BRNN is largely composed of two vertically stacked RNNs. 

$X_t \in \mathbb{R}^{n \times d}$ (where $n$ is the number of sequences and $d$ is the number of input features) is an input for each time step. And let $\phi$ be an activation function for hidden layer.

In the forward layer, $\overrightarrow{\text{H}_t}$ passes its output to both its next time step and the output. 

$$\overrightarrow{\text{H}_t} = \phi(X_t\overrightarrow{\text{W}}_{xh} + \overrightarrow{\text{H}}_{t-1}\overrightarrow{\text{W}}_{hh} + \overrightarrow{b_h})$$

The layer above $\overleftarrow{\text{H}_t}$ does it backward.

$$\overleftarrow{\text{H}_t} = \phi(X_t\overleftarrow{\text{W}}_{xh} + \overleftarrow{\text{H}}_{t+1}\overleftarrow{\text{W}}_{hh} + \overleftarrow{b_h})$$

We can obtain the output $O_t$ from the concatenation of the two outputs of $\overrightarrow{\text{H}}_t$ and $\overleftarrow{\text{H}}_t$.

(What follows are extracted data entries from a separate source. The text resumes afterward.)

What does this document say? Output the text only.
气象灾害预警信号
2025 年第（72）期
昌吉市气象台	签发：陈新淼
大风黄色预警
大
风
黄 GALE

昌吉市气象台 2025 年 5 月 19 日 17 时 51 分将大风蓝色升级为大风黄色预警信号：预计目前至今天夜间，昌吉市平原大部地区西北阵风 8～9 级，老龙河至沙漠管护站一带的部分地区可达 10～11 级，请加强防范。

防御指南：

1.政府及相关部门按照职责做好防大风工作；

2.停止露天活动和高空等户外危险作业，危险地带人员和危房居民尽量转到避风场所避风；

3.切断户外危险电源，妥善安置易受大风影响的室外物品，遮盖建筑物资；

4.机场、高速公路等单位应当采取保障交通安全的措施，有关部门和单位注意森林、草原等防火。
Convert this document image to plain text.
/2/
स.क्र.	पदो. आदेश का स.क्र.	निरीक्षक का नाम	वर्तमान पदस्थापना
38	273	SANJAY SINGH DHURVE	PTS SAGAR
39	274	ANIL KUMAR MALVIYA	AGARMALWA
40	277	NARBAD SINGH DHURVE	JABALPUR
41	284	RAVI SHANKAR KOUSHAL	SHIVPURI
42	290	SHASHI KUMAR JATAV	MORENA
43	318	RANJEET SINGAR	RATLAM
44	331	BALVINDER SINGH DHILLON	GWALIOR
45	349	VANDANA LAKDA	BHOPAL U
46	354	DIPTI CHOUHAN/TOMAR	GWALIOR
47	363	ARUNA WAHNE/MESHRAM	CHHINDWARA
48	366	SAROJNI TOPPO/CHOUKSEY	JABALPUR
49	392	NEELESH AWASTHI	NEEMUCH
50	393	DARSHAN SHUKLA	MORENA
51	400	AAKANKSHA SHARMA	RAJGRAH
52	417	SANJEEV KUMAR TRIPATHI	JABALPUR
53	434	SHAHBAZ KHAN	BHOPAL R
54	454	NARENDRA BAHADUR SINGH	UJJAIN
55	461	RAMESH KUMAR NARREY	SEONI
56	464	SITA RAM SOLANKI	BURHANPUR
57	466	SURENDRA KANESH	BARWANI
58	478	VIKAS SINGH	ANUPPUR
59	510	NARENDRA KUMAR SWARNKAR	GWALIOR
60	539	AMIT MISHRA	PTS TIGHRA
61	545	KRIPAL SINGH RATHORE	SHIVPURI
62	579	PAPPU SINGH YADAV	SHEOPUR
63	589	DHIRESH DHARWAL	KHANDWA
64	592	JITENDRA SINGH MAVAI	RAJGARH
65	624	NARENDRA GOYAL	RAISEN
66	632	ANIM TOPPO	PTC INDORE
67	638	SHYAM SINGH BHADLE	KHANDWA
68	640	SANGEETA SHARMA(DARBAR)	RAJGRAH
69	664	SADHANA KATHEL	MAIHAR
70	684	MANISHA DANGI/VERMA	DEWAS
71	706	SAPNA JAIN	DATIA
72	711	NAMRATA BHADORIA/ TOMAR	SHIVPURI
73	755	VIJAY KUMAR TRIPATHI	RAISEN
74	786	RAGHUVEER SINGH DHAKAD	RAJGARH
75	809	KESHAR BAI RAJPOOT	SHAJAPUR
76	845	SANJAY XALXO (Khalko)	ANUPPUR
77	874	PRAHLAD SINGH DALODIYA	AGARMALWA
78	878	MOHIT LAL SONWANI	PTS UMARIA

$$O_t = H_{t}W_{ho} + b_o$$

where $W_{ho} \in \mathbb{R}^{2h \times o} $ denotes the weights between the hidden layers and the output layer.

## Keras implementation

After covering the theory, let's now look how BRNNs can be implemented using Keras.

In [2]:
import tensorflow as tf

model = tf.keras.models.Sequential([
    tf.keras.layers.Bidirectional(tf.keras.layers.LSTM(64, return_sequences = True, input_shape = (5, 10))),
    tf.keras.layers.Bidirectional(tf.keras.layers.LSTM(32)),
    tf.keras.layers.Dense(10)
])

As you can see, the `Bidirectional()` layer function handles the structuring of our neural network and the only thing we are required to do is specifying the type of recurrent network we want to use for our Bidirectional layer. In the example case, we used LSTM, but you could use RNN or GRU (we will be covering it in the future tutorials).